President pro tempore of the United States Senate
- In office May 19, 1919 – March 6, 1925
- Preceded by: Willard Saulsbury Jr.
- Succeeded by: George H. Moses

United States Senator from Iowa
- In office November 24, 1908 – July 30, 1926
- Preceded by: William B. Allison
- Succeeded by: David W. Stewart

18th Governor of Iowa
- In office January 16, 1902 – November 24, 1908
- Lieutenant: John Herriott Warren Garst
- Preceded by: Leslie M. Shaw
- Succeeded by: Warren Garst

Member of the Iowa House of Representatives
- In office January 9, 1888 – January 12, 1890
- Preceded by: Wesley Redhead
- Succeeded by: Bradford B. Lane
- Constituency: 22nd district

Member of the Iowa Senate
- In office 1887–1888

Personal details
- Born: Albert Baird Cummins February 15, 1850 Carmichaels, Pennsylvania, US
- Died: July 30, 1926 (aged 76) Des Moines, Iowa, US
- Party: Republican
- Spouse: Ida L. Cummins
- Children: 1

= Albert B. Cummins =

Politician, governor, and senator from Iowa (1850–1926)

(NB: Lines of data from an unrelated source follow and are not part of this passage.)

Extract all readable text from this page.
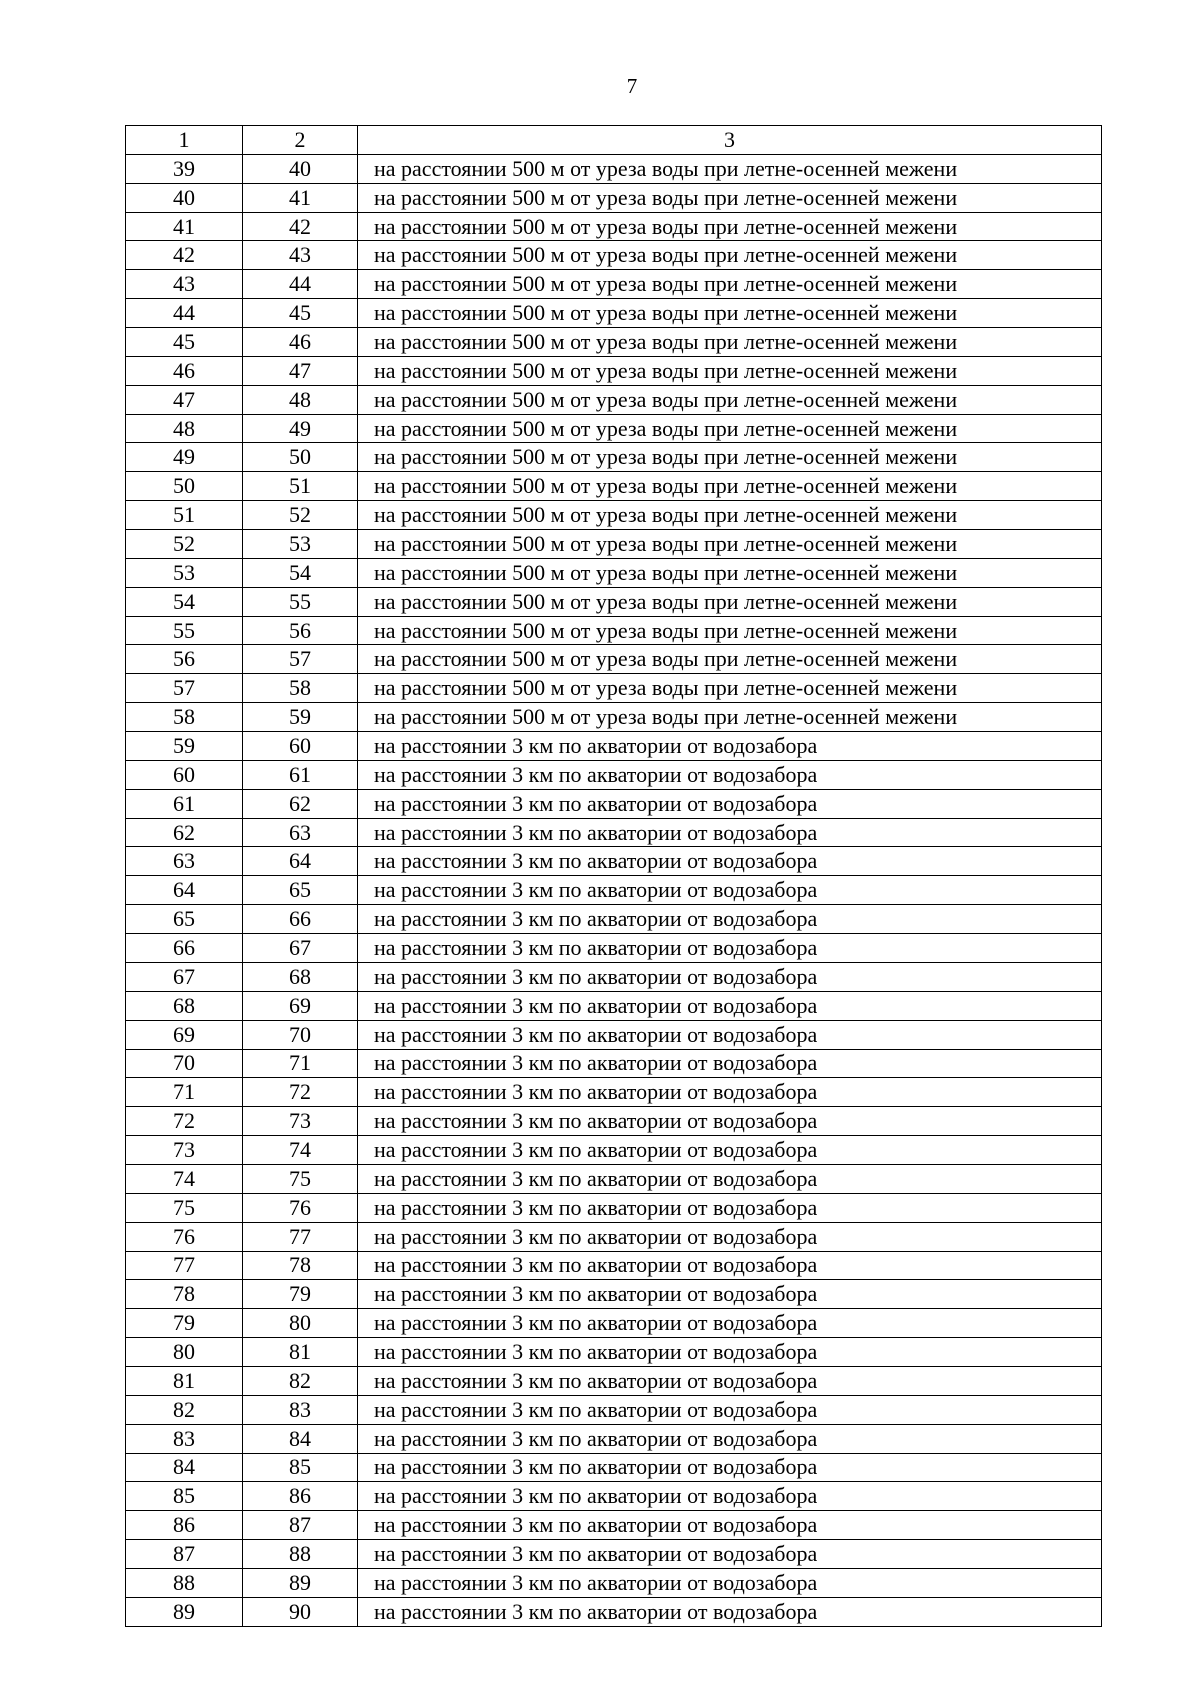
7
1	2	3
39	40	на расстоянии 500 м от уреза воды при летне-осенней межени
40	41	на расстоянии 500 м от уреза воды при летне-осенней межени
41	42	на расстоянии 500 м от уреза воды при летне-осенней межени
42	43	на расстоянии 500 м от уреза воды при летне-осенней межени
43	44	на расстоянии 500 м от уреза воды при летне-осенней межени
44	45	на расстоянии 500 м от уреза воды при летне-осенней межени
45	46	на расстоянии 500 м от уреза воды при летне-осенней межени
46	47	на расстоянии 500 м от уреза воды при летне-осенней межени
47	48	на расстоянии 500 м от уреза воды при летне-осенней межени
48	49	на расстоянии 500 м от уреза воды при летне-осенней межени
49	50	на расстоянии 500 м от уреза воды при летне-осенней межени
50	51	на расстоянии 500 м от уреза воды при летне-осенней межени
51	52	на расстоянии 500 м от уреза воды при летне-осенней межени
52	53	на расстоянии 500 м от уреза воды при летне-осенней межени
53	54	на расстоянии 500 м от уреза воды при летне-осенней межени
54	55	на расстоянии 500 м от уреза воды при летне-осенней межени
55	56	на расстоянии 500 м от уреза воды при летне-осенней межени
56	57	на расстоянии 500 м от уреза воды при летне-осенней межени
57	58	на расстоянии 500 м от уреза воды при летне-осенней межени
58	59	на расстоянии 500 м от уреза воды при летне-осенней межени
59	60	на расстоянии 3 км по акватории от водозабора
60	61	на расстоянии 3 км по акватории от водозабора
61	62	на расстоянии 3 км по акватории от водозабора
62	63	на расстоянии 3 км по акватории от водозабора
63	64	на расстоянии 3 км по акватории от водозабора
64	65	на расстоянии 3 км по акватории от водозабора
65	66	на расстоянии 3 км по акватории от водозабора
66	67	на расстоянии 3 км по акватории от водозабора
67	68	на расстоянии 3 км по акватории от водозабора
68	69	на расстоянии 3 км по акватории от водозабора
69	70	на расстоянии 3 км по акватории от водозабора
70	71	на расстоянии 3 км по акватории от водозабора
71	72	на расстоянии 3 км по акватории от водозабора
72	73	на расстоянии 3 км по акватории от водозабора
73	74	на расстоянии 3 км по акватории от водозабора
74	75	на расстоянии 3 км по акватории от водозабора
75	76	на расстоянии 3 км по акватории от водозабора
76	77	на расстоянии 3 км по акватории от водозабора
77	78	на расстоянии 3 км по акватории от водозабора
78	79	на расстоянии 3 км по акватории от водозабора
79	80	на расстоянии 3 км по акватории от водозабора
80	81	на расстоянии 3 км по акватории от водозабора
81	82	на расстоянии 3 км по акватории от водозабора
82	83	на расстоянии 3 км по акватории от водозабора
83	84	на расстоянии 3 км по акватории от водозабора
84	85	на расстоянии 3 км по акватории от водозабора
85	86	на расстоянии 3 км по акватории от водозабора
86	87	на расстоянии 3 км по акватории от водозабора
87	88	на расстоянии 3 км по акватории от водозабора
88	89	на расстоянии 3 км по акватории от водозабора
89	90	на расстоянии 3 км по акватории от водозабора
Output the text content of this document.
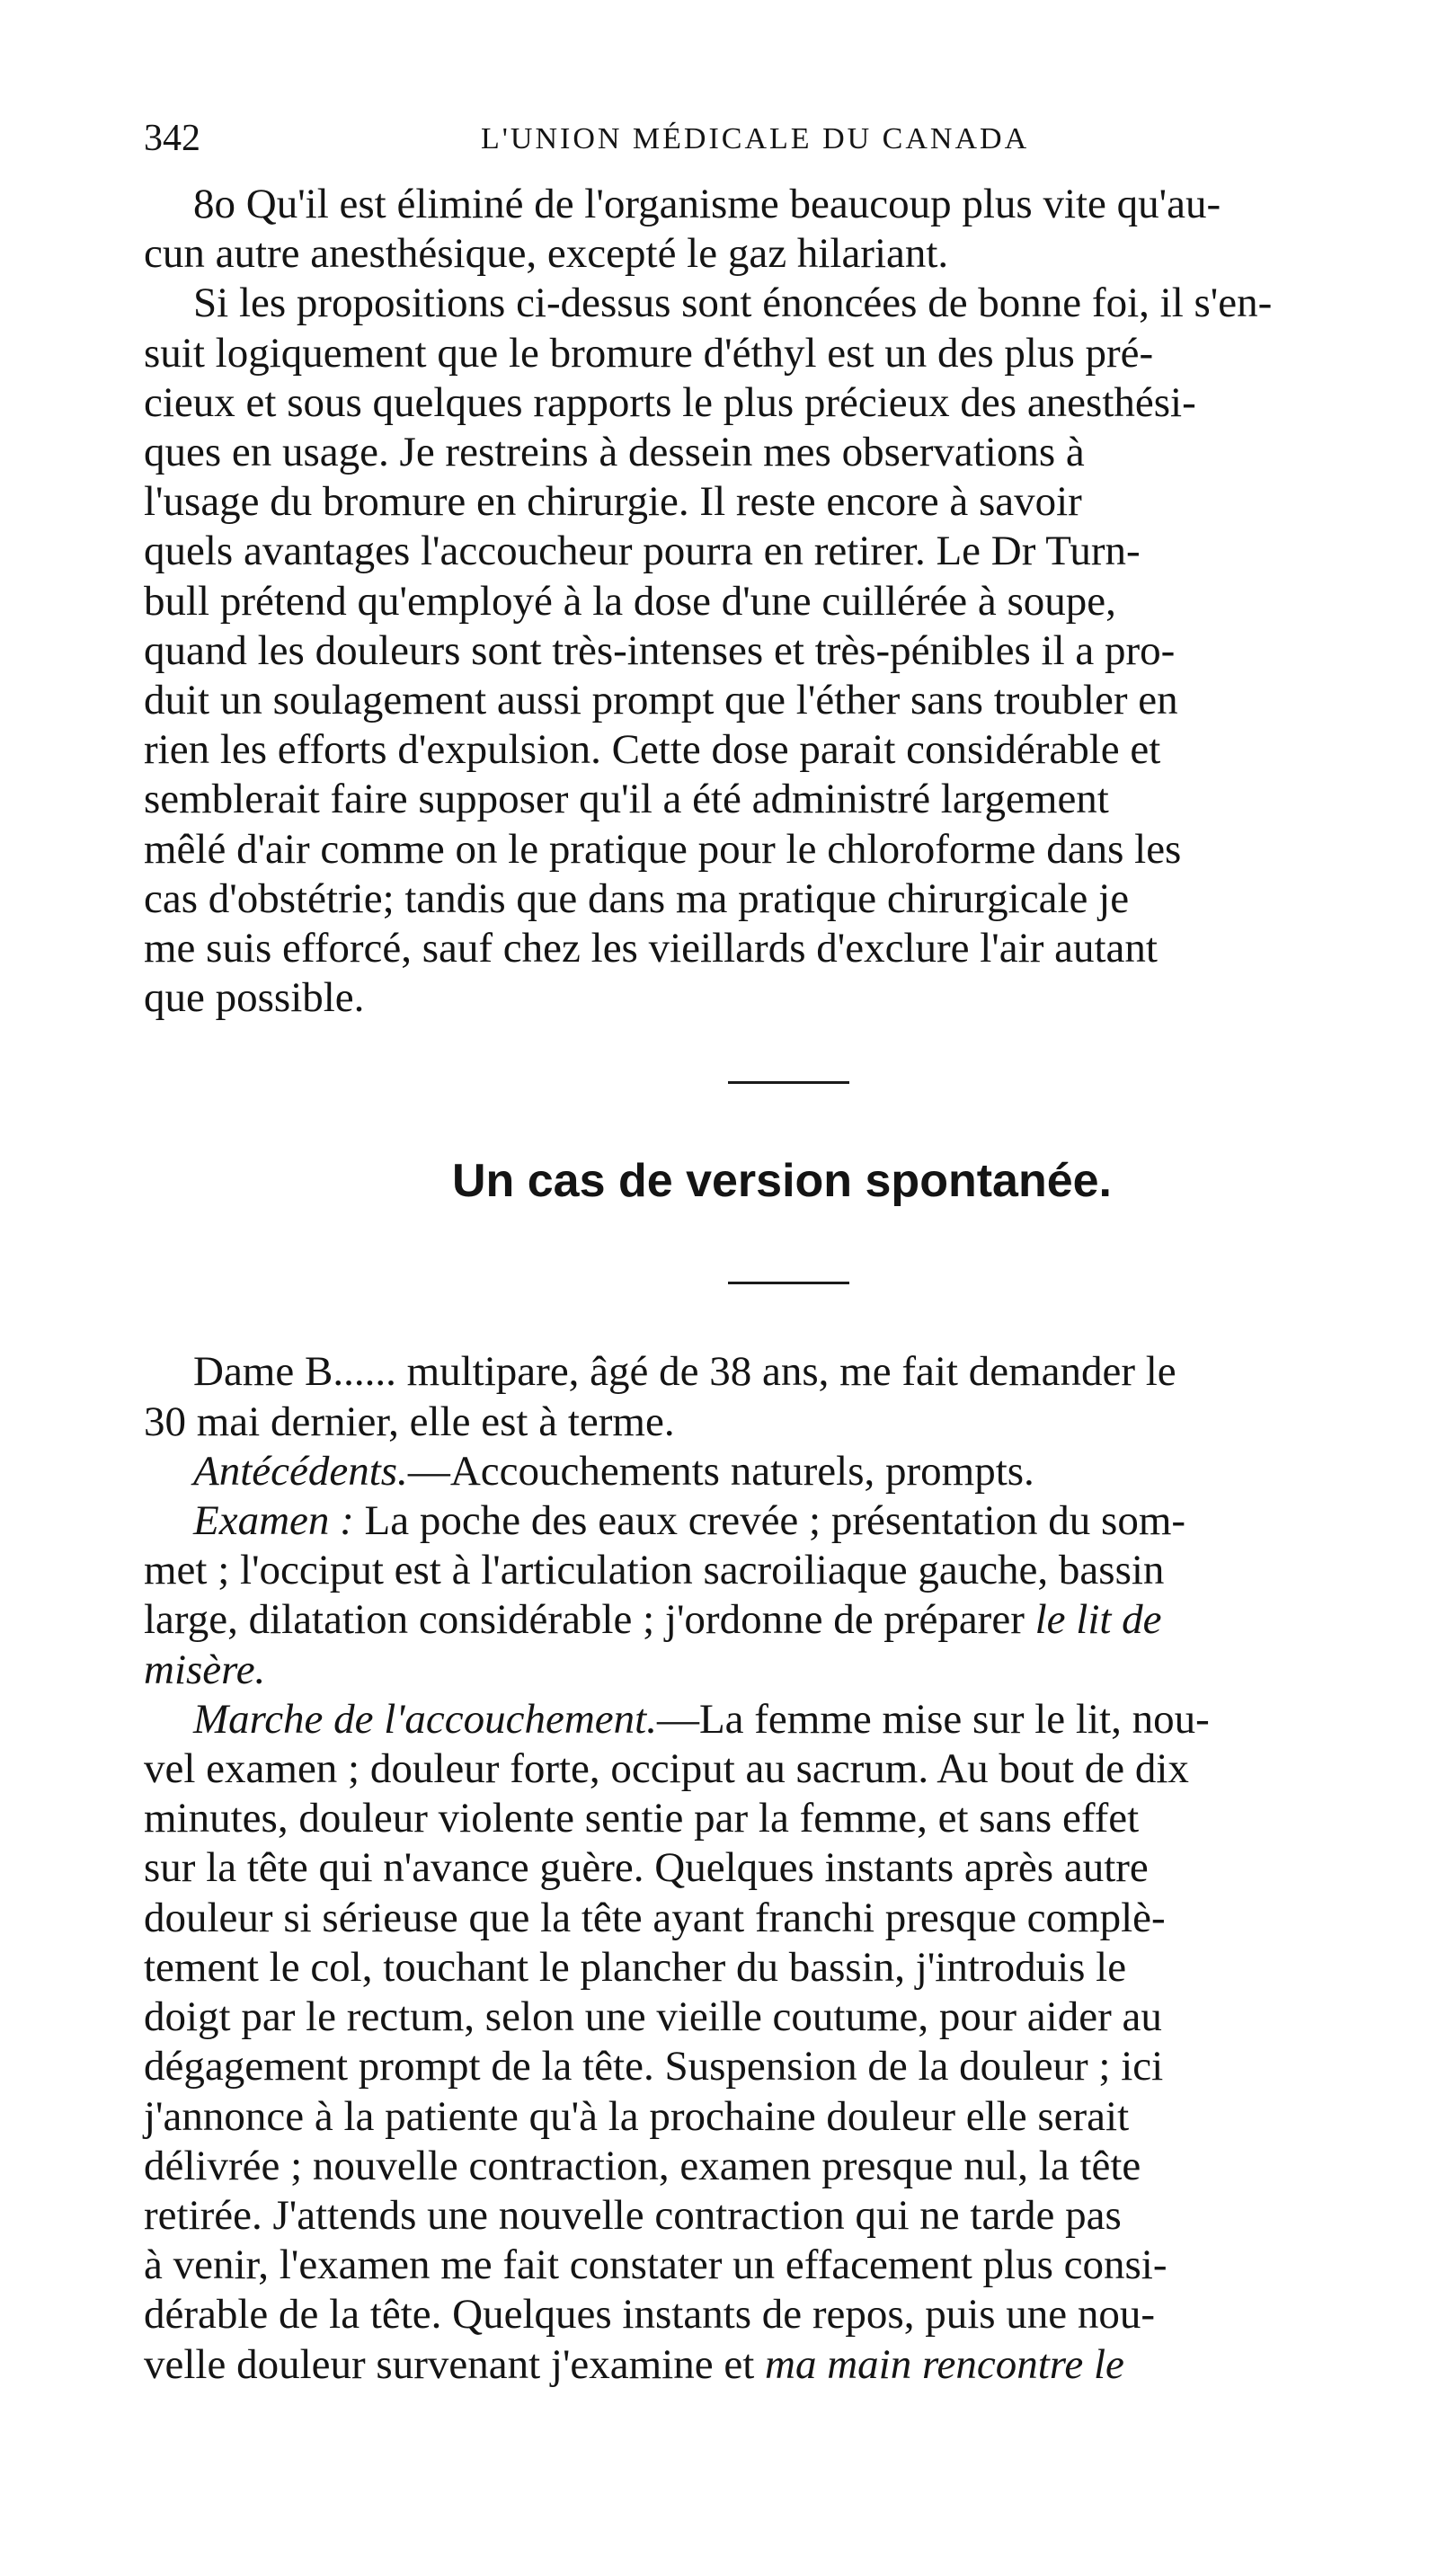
342	L'UNION MÉDICALE DU CANADA

8o Qu'il est éliminé de l'organisme beaucoup plus vite qu'au-
cun autre anesthésique, excepté le gaz hilariant.

Si les propositions ci-dessus sont énoncées de bonne foi, il s'en-
suit logiquement que le bromure d'éthyl est un des plus pré-
cieux et sous quelques rapports le plus précieux des anesthési-
ques en usage. Je restreins à dessein mes observations à
l'usage du bromure en chirurgie. Il reste encore à savoir
quels avantages l'accoucheur pourra en retirer. Le Dr Turn-
bull prétend qu'employé à la dose d'une cuillérée à soupe,
quand les douleurs sont très-intenses et très-pénibles il a pro-
duit un soulagement aussi prompt que l'éther sans troubler en
rien les efforts d'expulsion. Cette dose parait considérable et
semblerait faire supposer qu'il a été administré largement
mêlé d'air comme on le pratique pour le chloroforme dans les
cas d'obstétrie; tandis que dans ma pratique chirurgicale je
me suis efforcé, sauf chez les vieillards d'exclure l'air autant
que possible.

Un cas de version spontanée.

Dame B...... multipare, âgé de 38 ans, me fait demander le
30 mai dernier, elle est à terme.

Antécédents.—Accouchements naturels, prompts.

Examen : La poche des eaux crevée ; présentation du som-
met ; l'occiput est à l'articulation sacroiliaque gauche, bassin
large, dilatation considérable ; j'ordonne de préparer le lit de
misère.

Marche de l'accouchement.—La femme mise sur le lit, nou-
vel examen ; douleur forte, occiput au sacrum. Au bout de dix
minutes, douleur violente sentie par la femme, et sans effet
sur la tête qui n'avance guère. Quelques instants après autre
douleur si sérieuse que la tête ayant franchi presque complè-
tement le col, touchant le plancher du bassin, j'introduis le
doigt par le rectum, selon une vieille coutume, pour aider au
dégagement prompt de la tête. Suspension de la douleur ; ici
j'annonce à la patiente qu'à la prochaine douleur elle serait
délivrée ; nouvelle contraction, examen presque nul, la tête
retirée. J'attends une nouvelle contraction qui ne tarde pas
à venir, l'examen me fait constater un effacement plus consi-
dérable de la tête. Quelques instants de repos, puis une nou-
velle douleur survenant j'examine et ma main rencontre le
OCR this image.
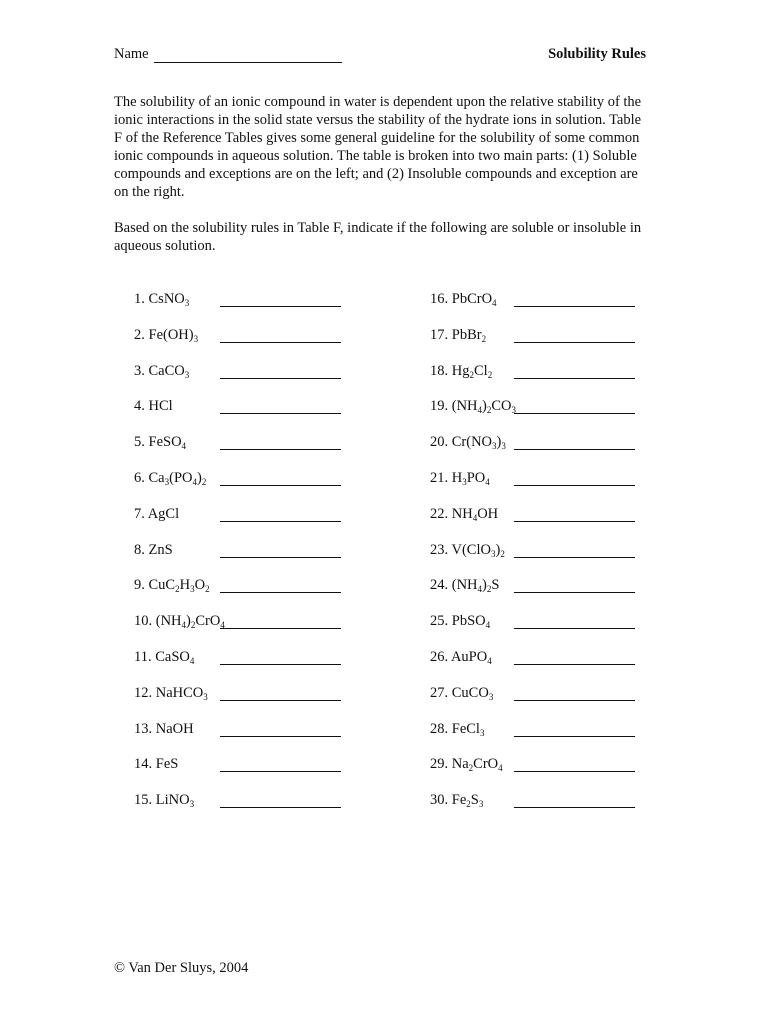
Name	Solubility Rules
The solubility of an ionic compound in water is dependent upon the relative stability of the ionic interactions in the solid state versus the stability of the hydrate ions in solution. Table F of the Reference Tables gives some general guideline for the solubility of some common ionic compounds in aqueous solution. The table is broken into two main parts: (1) Soluble compounds and exceptions are on the left; and (2) Insoluble compounds and exception are on the right.
Based on the solubility rules in Table F, indicate if the following are soluble or insoluble in aqueous solution.
1. CsNO$_3$
2. $Fe(OH)_3$
3. CaCO$_3$
4. HCl
5. FeSO$_4$
6. $Ca_3(PO_4)_2$
7. AgCl
8. ZnS
9. $CuC_2H_3O_2$
10. $(NH_4)_2CrO_4$
11. CaSO$_4$
12. NaHCO$_3$
13. NaOH
14. FeS
15. LiNO$_3$
16. PbCrO$_4$
17. PbBr$_2$
18. $Hg_2Cl_2$
19. $(NH_4)_2CO_3$
20. $Cr(NO_3)_3$
21. $H_3PO_4$
22. $NH_4OH$
23. $V(ClO_3)_2$
24. $(NH_4)_2S$
25. PbSO$_4$
26. AuPO$_4$
27. CuCO$_3$
28. FeCl$_3$
29. $Na_2CrO_4$
30. $Fe_2S_3$
© Van Der Sluys, 2004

Albert Baird Cummins (February 15, 1850 – July 30, 1926) was an American lawyer and politician. He was the 18th governor of Iowa, elected to three consecutive terms and U.S. Senator for Iowa, serving for 18 years. Cummins was a leader of the Progressive movement in Washington and Iowa. He fought to break up monopolies. Cummins' successes included establishing the direct primary to allow voters to select candidates instead of bosses; outlawing free railroad passes for politicians; imposing a two-cent street railway maximum fare; and abolishing corporate campaign contributions. He tried, with less success, to lower the high protective tariff in Washington.

==Early life==
Cummins was born in a log house in Carmichaels, Pennsylvania, the son of Sarah Baird (Flenniken) and Thomas L. Cummins, a carpenter who also farmed. He attended different schools including the Greene Academy at Carmichaels, and was matriculated at Waynesburg College.

He completed required classes at Waynesburg College, but was not graduated because of a dispute with the college's president regarding Darwinism. After leaving college, he initially became a tutor and taught at a country school. At age nineteen, Cummins came with his maternal uncle to Elkader, Iowa, finding employment in the Clayton County recorder's office and also worked as a carpenter. In 1871, he relocated to Allen County, Indiana, where he labored as a railway clerk, carpenter, construction engineer, express company manager, and deputy county surveyor.

==Lawyer==
Cummins moved to Chicago where he studied law while clerking in an attorney's office; he was admitted to the Illinois Bar in 1875. After practicing law in Chicago for three years, he set up a practice in Des Moines, Iowa. At first, Cummins mainly represented businessmen in court, thus improving his finances and achieving prominence in Des Moines' high society. However, in his most famous case as an attorney he represented a group of Iowa farmers from the Grange movement against Washburn and Moen, a barbed wire trust, as farmers tried to break an eastern syndicate's monopoly of the production of barbed wire by running their own factory. However, historians consider his representation of farmers in the barbed wire case to be an anomaly because more often he represented corporations or businessmen.

==Political career==
After identifying with the Republican Party, Cummins became active first in state and later in national politics. He attended every state and national Republican convention between 1880 and 1924, he served as an Iowa state legislator in 1888 to 1890, he was a presidential elector in 1892, and he was elected to the Republican National Committee in 1896 to 1900. Cummins found political support in the Progressive faction of the Iowa's GOP and challenged Iowa's Republican establishment represented by Senator William B. Allison, Congressman David B. Henderson and Representative William P. Hepburn.

In 1887, Cummins was elected to a single term in the Iowa State Senate representing Des Moines. He was asked to serve as temporary chair of the 1892 State Republican Convention. He unsuccessfully pursued a seat in the U.S. Senate in 1894. In 1896 he was active in the William McKinley campaign, and was appointed as Iowa's representative on the Republican National Committee.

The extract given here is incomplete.